Teknopreneur.com – Perkembangan IPTEK, membuat peralihan zaman terjadi, dari yang dulunya serba analog kini menjadi serba digital atau disebut juga digitalisasi. Hal itulah, yang membuat semakin banyak perangkat ataupun alat-alat yang telah memanfaatkan teknologi terkini.

Digitalisasi telah membuat banyak perubahan, karena sifatnya yang fleksibel sehingga dapat diimplementasikan dalam berbagai bidang. Terbukti, saat ini Badan Pengkajian dan Penerapan Teknologi (BPPT) bersama sejumlah stakeholder mendukung proses penerapan fitur sistem peringatan dini atau “Early Warning System” yang akan ditambahkan pada siaran TV digital.

Dirjen Sumber Daya Perangkat Pos dan Informatika (PPI), KementerianKomunikasi dan Informatika (Kemkominfo) M. Budi Setiawan mengatakan, “Untuk mengisi konten peringatan dini itu pihaknya bekerja sama dengan Badan Nasional Penanggulangan Bencana (BNPB) dan Badan Meteorologi, Klimatologi, dan Geofisika (BMKG).”

“Kemudian kami juga bekerja sama dengan BPPT untuk memberi asistensi kepada industri set top box TV digital untuk dapat memasukkan fitur peringatan dini bencana ke dalam produknya,” tambah Budi.

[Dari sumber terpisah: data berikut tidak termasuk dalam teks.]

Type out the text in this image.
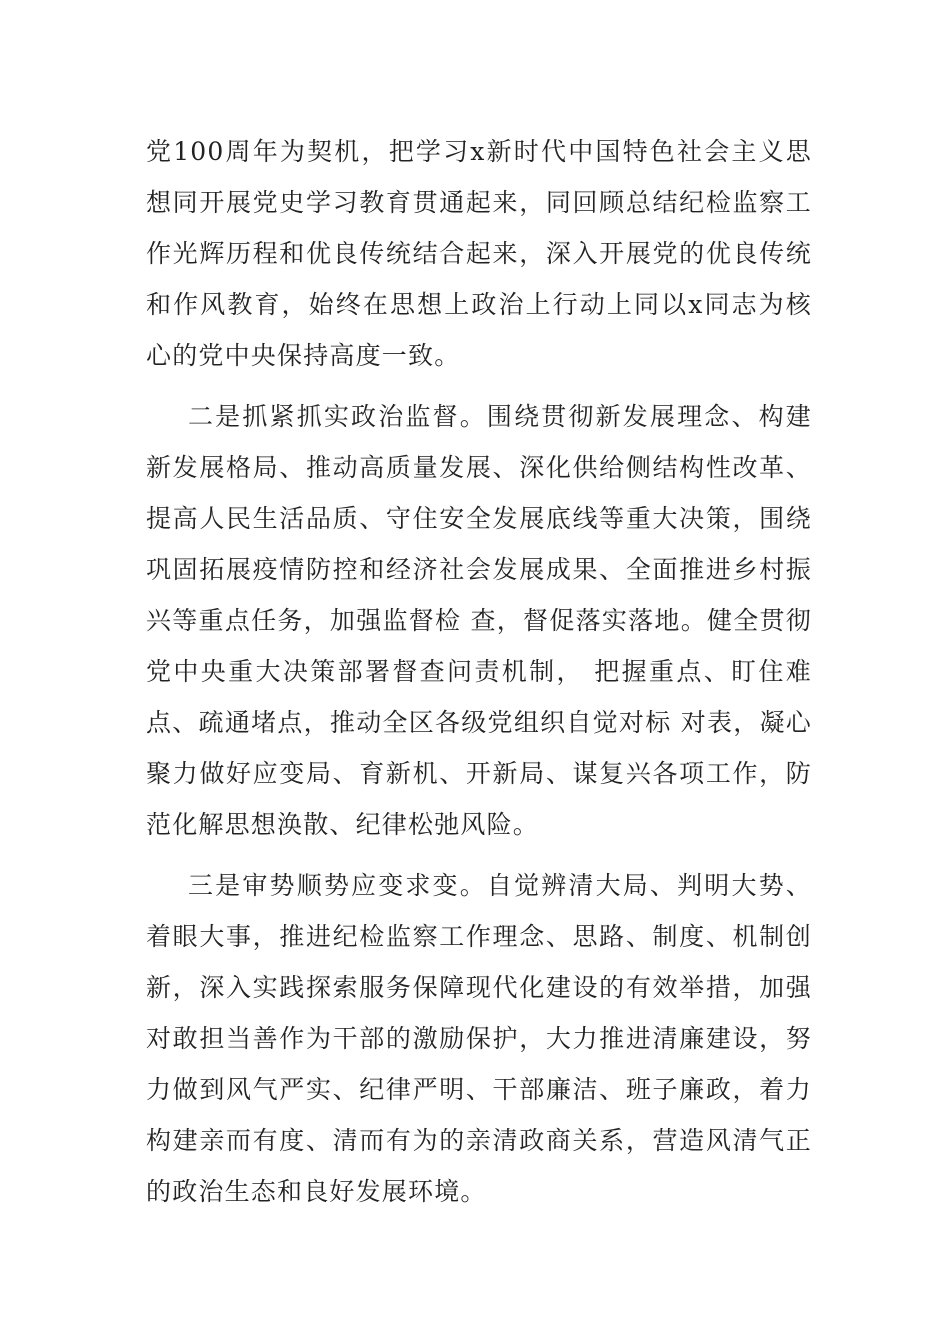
党100周年为契机，把学习x新时代中国特色社会主义思想同开展党史学习教育贯通起来，同回顾总结纪检监察工作光辉历程和优良传统结合起来，深入开展党的优良传统和作风教育，始终在思想上政治上行动上同以x同志为核心的党中央保持高度一致。

二是抓紧抓实政治监督。围绕贯彻新发展理念、构建新发展格局、推动高质量发展、深化供给侧结构性改革、提高人民生活品质、守住安全发展底线等重大决策，围绕巩固拓展疫情防控和经济社会发展成果、全面推进乡村振兴等重点任务，加强监督检 查，督促落实落地。健全贯彻党中央重大决策部署督查问责机制， 把握重点、盯住难点、疏通堵点，推动全区各级党组织自觉对标 对表，凝心聚力做好应变局、育新机、开新局、谋复兴各项工作，防范化解思想涣散、纪律松弛风险。

三是审势顺势应变求变。自觉辨清大局、判明大势、着眼大事，推进纪检监察工作理念、思路、制度、机制创新，深入实践探索服务保障现代化建设的有效举措，加强对敢担当善作为干部的激励保护，大力推进清廉建设，努力做到风气严实、纪律严明、干部廉洁、班子廉政，着力构建亲而有度、清而有为的亲清政商关系，营造风清气正的政治生态和良好发展环境。
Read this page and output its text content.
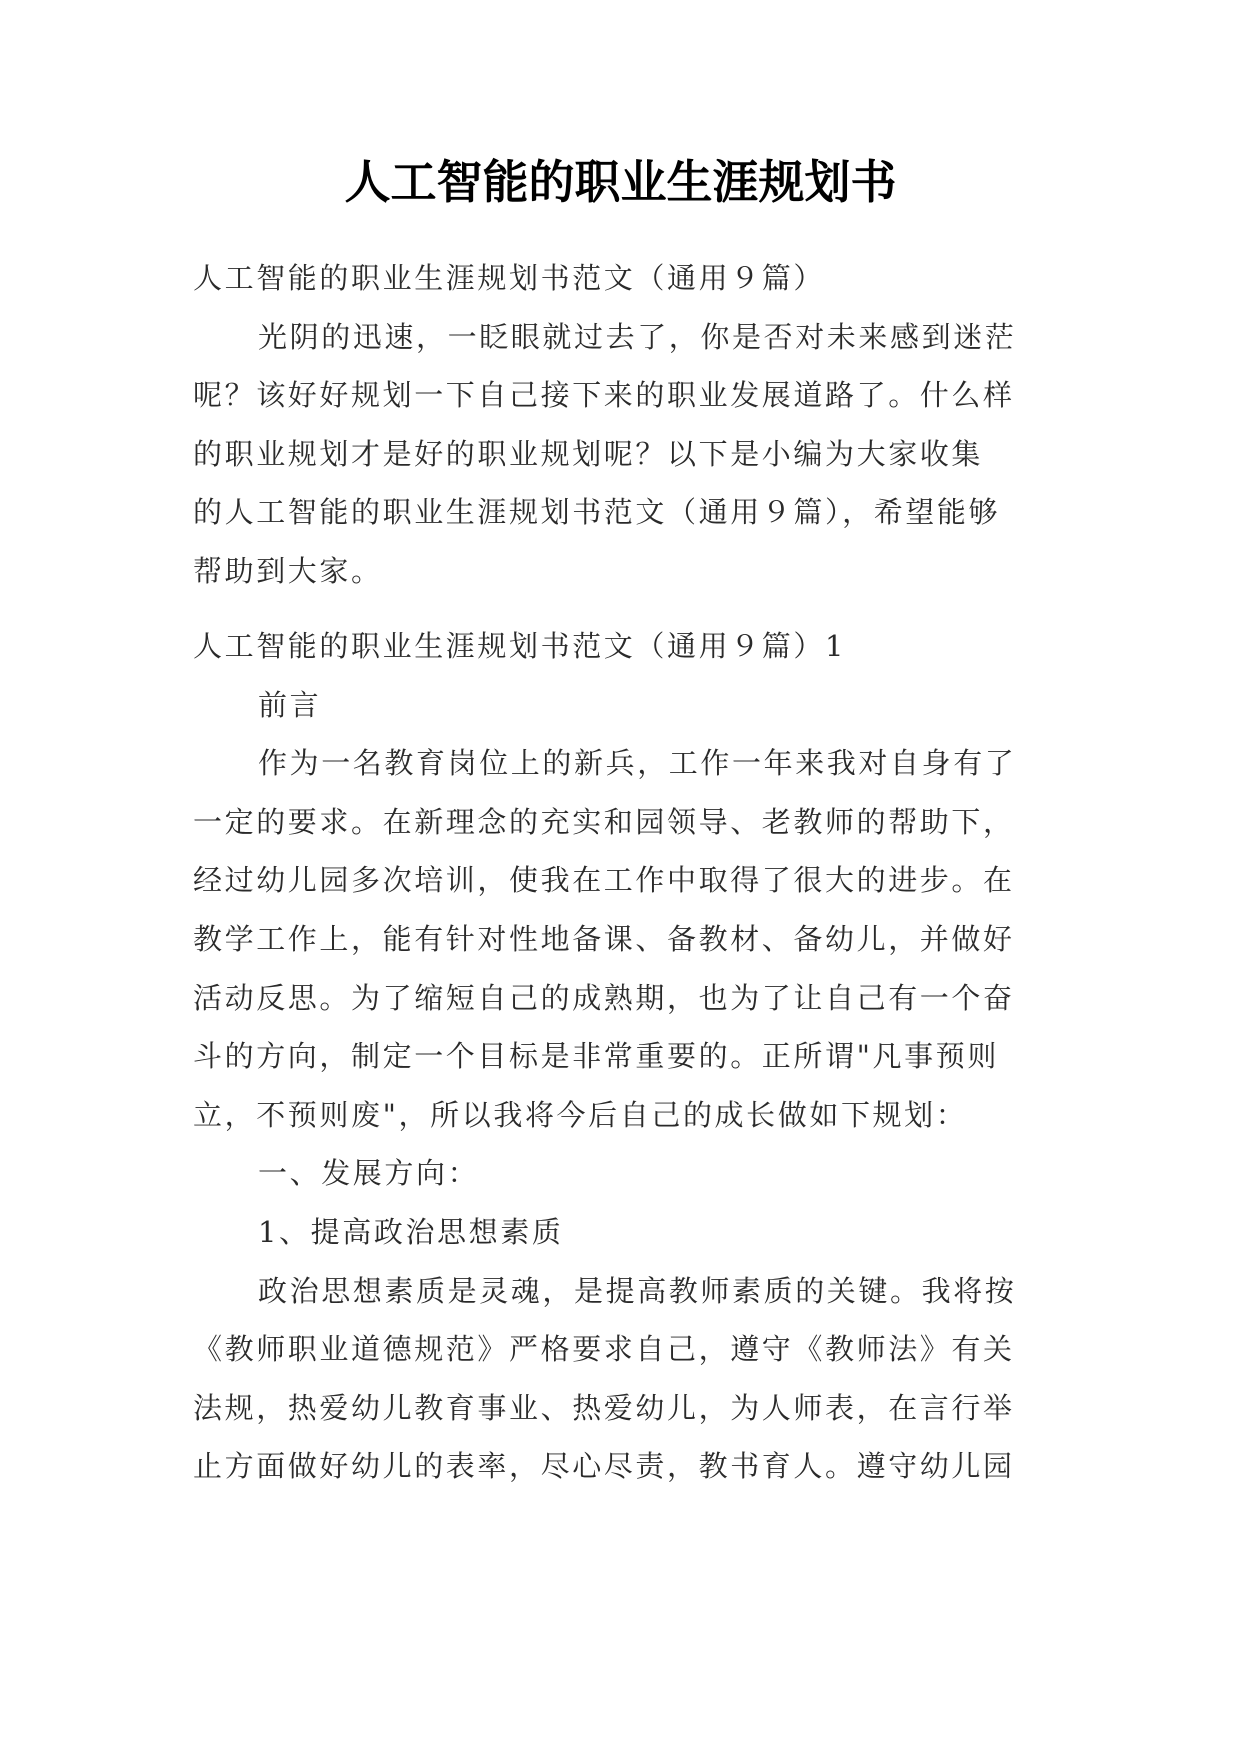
人工智能的职业生涯规划书
人工智能的职业生涯规划书范文（通用９篇）
光阴的迅速，一眨眼就过去了，你是否对未来感到迷茫
呢？该好好规划一下自己接下来的职业发展道路了。什么样
的职业规划才是好的职业规划呢？以下是小编为大家收集
的人工智能的职业生涯规划书范文（通用９篇），希望能够
帮助到大家。
人工智能的职业生涯规划书范文（通用９篇）1
前言
作为一名教育岗位上的新兵，工作一年来我对自身有了
一定的要求。在新理念的充实和园领导、老教师的帮助下，
经过幼儿园多次培训，使我在工作中取得了很大的进步。在
教学工作上，能有针对性地备课、备教材、备幼儿，并做好
活动反思。为了缩短自己的成熟期，也为了让自己有一个奋
斗的方向，制定一个目标是非常重要的。正所谓"凡事预则
立，不预则废"，所以我将今后自己的成长做如下规划：
一、发展方向：
1、提高政治思想素质
政治思想素质是灵魂，是提高教师素质的关键。我将按
《教师职业道德规范》严格要求自己，遵守《教师法》有关
法规，热爱幼儿教育事业、热爱幼儿，为人师表，在言行举
止方面做好幼儿的表率，尽心尽责，教书育人。遵守幼儿园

“Jadi, ketika ada bencana alam seperti gempa bumi atau tsunami, seluruh siaran TV digital akan terhenti sementara, berganti dengan siaran peringatan dini bencana,” jelas Budi.

Proses migrasi penyiaran TV dan radio analog ke digital sebenarnya telah diterapkan pemerintah sejak 2008 dan membuat para pelaku industri penyiaran TV berbenah dalam menghadapi perubahan teknologi, regulasi, alokasi frekuensi, model bisnis yang memberi konsekuensi beragam.

Menurut Direktur Pusat Teknologi Informasi dan Komunikasi (BPPT) Hammam Riza mengatakan, “Ketika dunia bersama-sama beralih ke digital, maka teknologi analog menjadi usang dan mahal pengoperasiannya. Digitalisasi juga berdampak pada efisiensi pita frekuensi radio.”